If it's closeness then you might consider Cypress Pointe - about a mile or less from Downtown Disney, Sheraton's Vistana Resort (but understand that it's a crap shoot whether they'd get refurbished or non-refurbished units), or the three Marriott timeshares on the Marriott World Center hotel property that's around the corner from SVR and a little bit closer to Disney.  Imperial Palm Villas has only three-bedroom units while you'll find two-bedroom units at the Royal Palms and Sabal Palms resorts - all three have their own resort amenities but also share facilities with the hotel.  They're the oldest Marriott timeshares in Orlando but they're up to date and the location is really outstanding for Disney - and also close to an I-4 entrance if you're headed elsewhere.

Dick Taylor


----------



## chriskre (Nov 24, 2009)

Detailor said:


> ... (but understand that it's a crap shoot whether they'd get refurbished or non-refurbished units)
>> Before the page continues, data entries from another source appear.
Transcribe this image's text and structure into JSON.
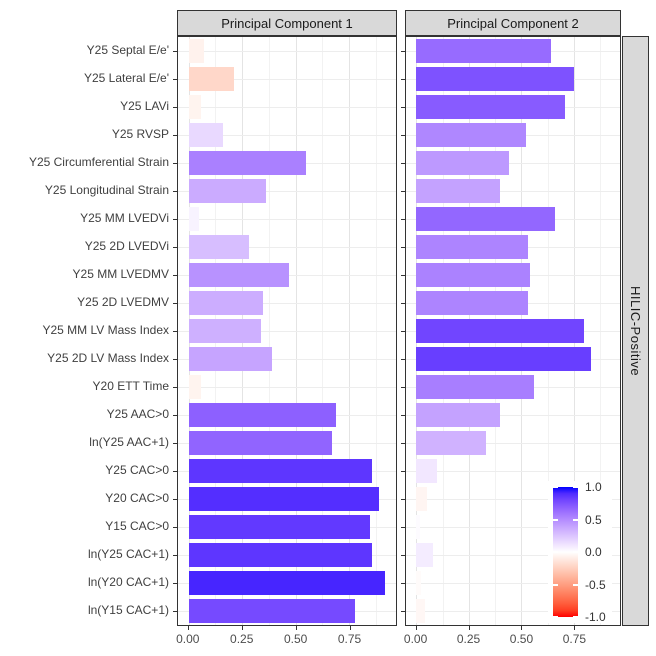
{
  "figure": {
    "facet_column_labels": [
      "Principal Component 1",
      "Principal Component 2"
    ],
    "facet_row_label": "HILIC-Positive"
  },
  "x_axis": {
    "tick_labels": [
      "0.00",
      "0.25",
      "0.50",
      "0.75"
    ],
    "tick_values": [
      0,
      0.25,
      0.5,
      0.75
    ]
  },
  "legend": {
    "tick_labels": [
      "1.0",
      "0.5",
      "0.0",
      "-0.5",
      "-1.0"
    ],
    "tick_values": [
      1,
      0.5,
      0,
      -0.5,
      -1
    ]
  },
  "colors": {
    "strip_bg": "#D9D9D9",
    "panel_border": "#333333",
    "grid_major": "#E4E4E4",
    "grid_minor": "#F2F2F2",
    "axis_text": "#4D4D4D",
    "scale_high": "#0000FF",
    "scale_mid": "#FFFFFF",
    "scale_low": "#FF0000"
  },
  "chart_data": {
    "type": "bar",
    "orientation": "horizontal",
    "facets": [
      "Principal Component 1",
      "Principal Component 2"
    ],
    "facet_row": "HILIC-Positive",
    "categories": [
      "Y25 Septal E/e'",
      "Y25 Lateral E/e'",
      "Y25 LAVi",
      "Y25 RVSP",
      "Y25 Circumferential Strain",
      "Y25 Longitudinal Strain",
      "Y25 MM LVEDVi",
      "Y25 2D LVEDVi",
      "Y25 MM LVEDMV",
      "Y25 2D LVEDMV",
      "Y25 MM LV Mass Index",
      "Y25 2D LV Mass Index",
      "Y20 ETT Time",
      "Y25 AAC>0",
      "ln(Y25 AAC+1)",
      "Y25 CAC>0",
      "Y20 CAC>0",
      "Y15 CAC>0",
      "ln(Y25 CAC+1)",
      "ln(Y20 CAC+1)",
      "ln(Y15 CAC+1)"
    ],
    "series": [
      {
        "name": "Principal Component 1",
        "values": [
          -0.07,
          -0.21,
          -0.06,
          0.16,
          0.55,
          0.36,
          0.05,
          0.28,
          0.47,
          0.35,
          0.34,
          0.39,
          -0.06,
          0.69,
          0.67,
          0.86,
          0.89,
          0.85,
          0.86,
          0.92,
          0.78
        ]
      },
      {
        "name": "Principal Component 2",
        "values": [
          0.64,
          0.75,
          0.71,
          0.52,
          0.44,
          0.4,
          0.66,
          0.53,
          0.54,
          0.53,
          0.8,
          0.83,
          0.56,
          0.4,
          0.33,
          0.1,
          -0.05,
          0.015,
          0.08,
          -0.02,
          -0.04
        ]
      }
    ],
    "xlim": [
      -0.05,
      0.97
    ],
    "x_ticks": [
      0,
      0.25,
      0.5,
      0.75
    ],
    "fill_scale": {
      "type": "gradient2",
      "low": "#FF0000",
      "mid": "#FFFFFF",
      "high": "#0000FF",
      "domain": [
        -1,
        1
      ]
    },
    "grid": true,
    "legend_position": "inside bottom-right of Principal Component 2 panel"
  }
}
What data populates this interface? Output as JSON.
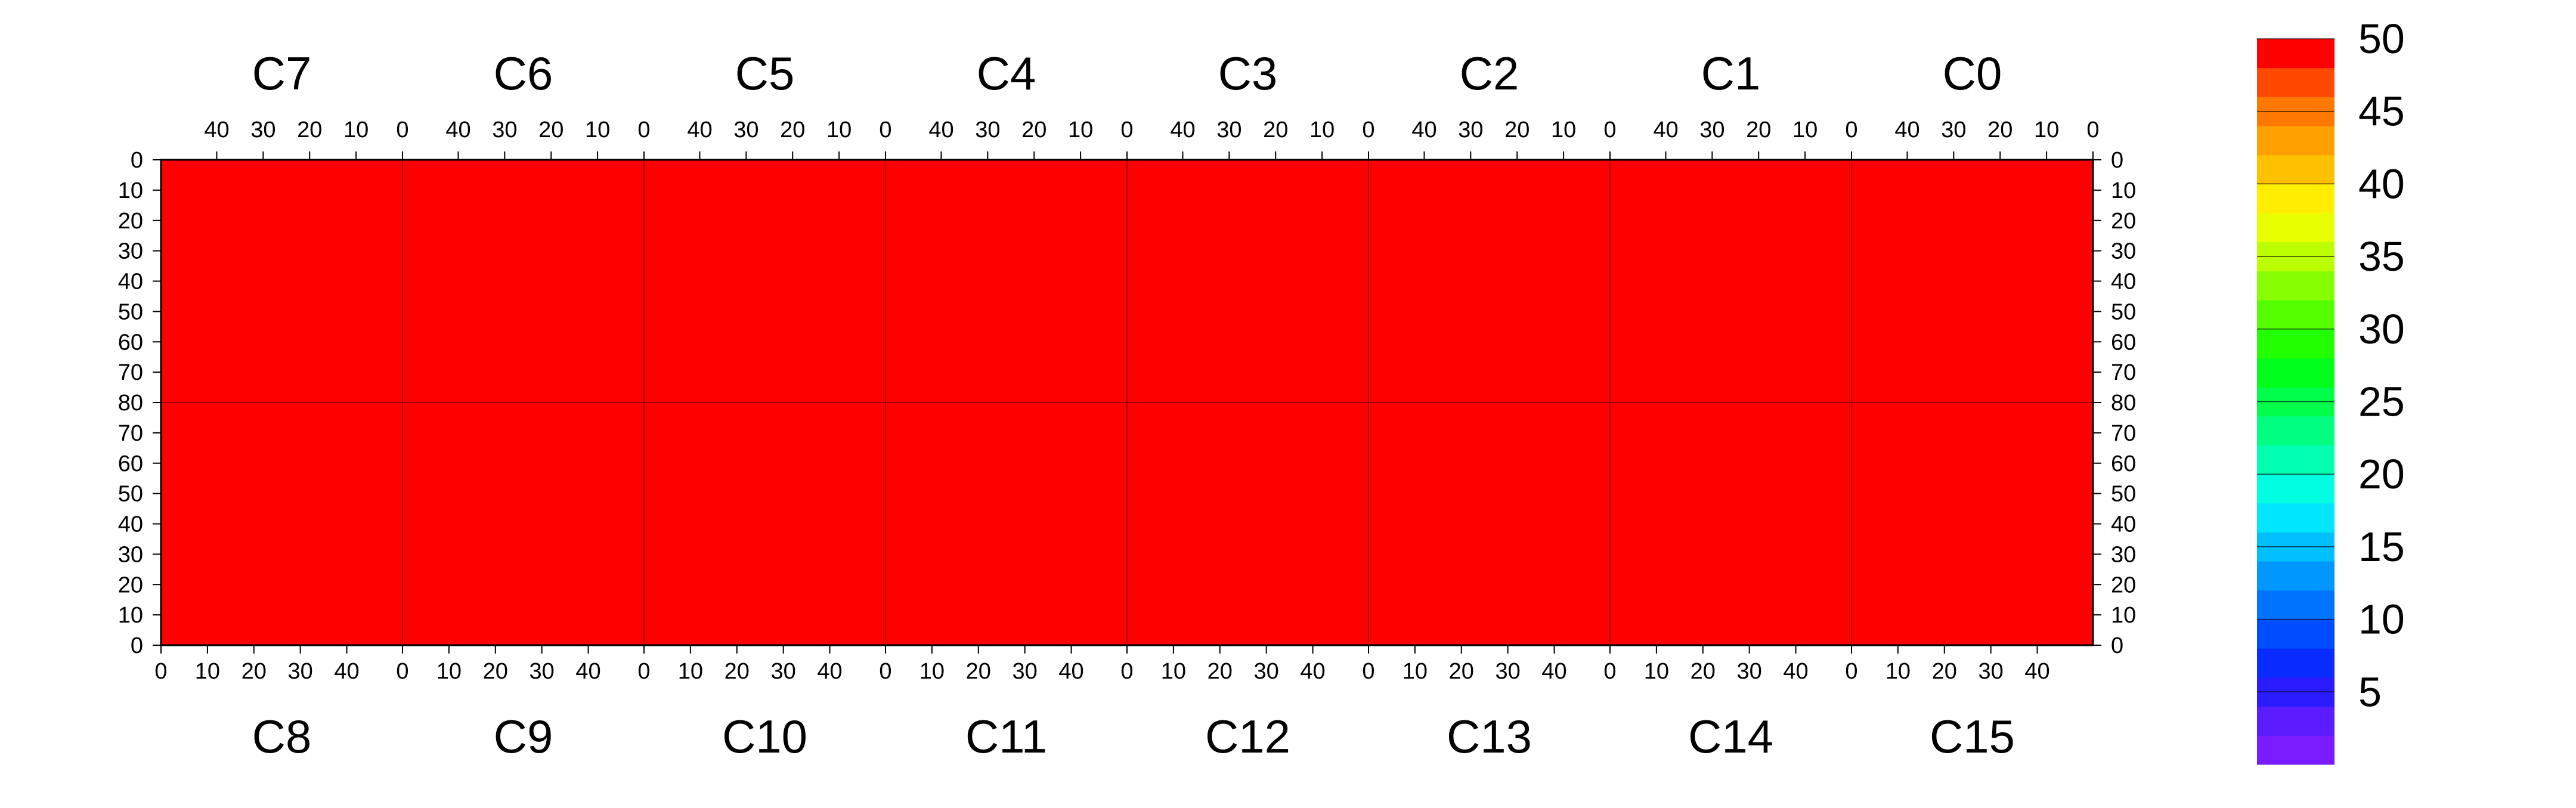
{
  "chart_data": {
    "type": "heatmap",
    "title": "",
    "top_chips": [
      "C7",
      "C6",
      "C5",
      "C4",
      "C3",
      "C2",
      "C1",
      "C0"
    ],
    "bottom_chips": [
      "C8",
      "C9",
      "C10",
      "C11",
      "C12",
      "C13",
      "C14",
      "C15"
    ],
    "top_x_ticks": [
      40,
      30,
      20,
      10,
      0
    ],
    "bottom_x_ticks": [
      0,
      10,
      20,
      30,
      40
    ],
    "x_range_per_chip": [
      0,
      52
    ],
    "top_y_ticks": [
      0,
      10,
      20,
      30,
      40,
      50,
      60,
      70,
      80
    ],
    "bottom_y_ticks": [
      80,
      70,
      60,
      50,
      40,
      30,
      20,
      10,
      0
    ],
    "y_range_per_half": [
      0,
      80
    ],
    "colorbar": {
      "min": 0,
      "max": 50,
      "tick_labels": [
        5,
        10,
        15,
        20,
        25,
        30,
        35,
        40,
        45,
        50
      ],
      "colors": [
        "#7a1cff",
        "#5b1dff",
        "#2b1bff",
        "#0a2bff",
        "#004cff",
        "#0073ff",
        "#0098ff",
        "#00bfff",
        "#00e6ff",
        "#00ffe0",
        "#00ffb0",
        "#00ff80",
        "#00ff4a",
        "#00ff1a",
        "#22ff00",
        "#55ff00",
        "#88ff00",
        "#bbff00",
        "#e8ff00",
        "#ffee00",
        "#ffc000",
        "#ffa000",
        "#ff7800",
        "#ff4800",
        "#ff0000"
      ]
    },
    "dominant_value": 50,
    "background_color": "#ff0000",
    "notes_visible": []
  }
}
You could always have bed bugs, that'll get you a new room.


----------



## spiceycat (Nov 27, 2009)

the Marriotts  - Imperial, Royal and Sabal Palms are all close - most have been redone

Marriotts - further away - Grande Vista and Cypress Harbour - well spending time at both shortly.

Cypress Pointe - close to OKW & SSR

Sheraton Vistana Resort - close to OKW & SSR one way - the other way (by the Marriott) close to BWV and BCV

cypress pointe &  sheraton vistana resort - both have multiple listing on II - so look around before you decide that they are not there.


----------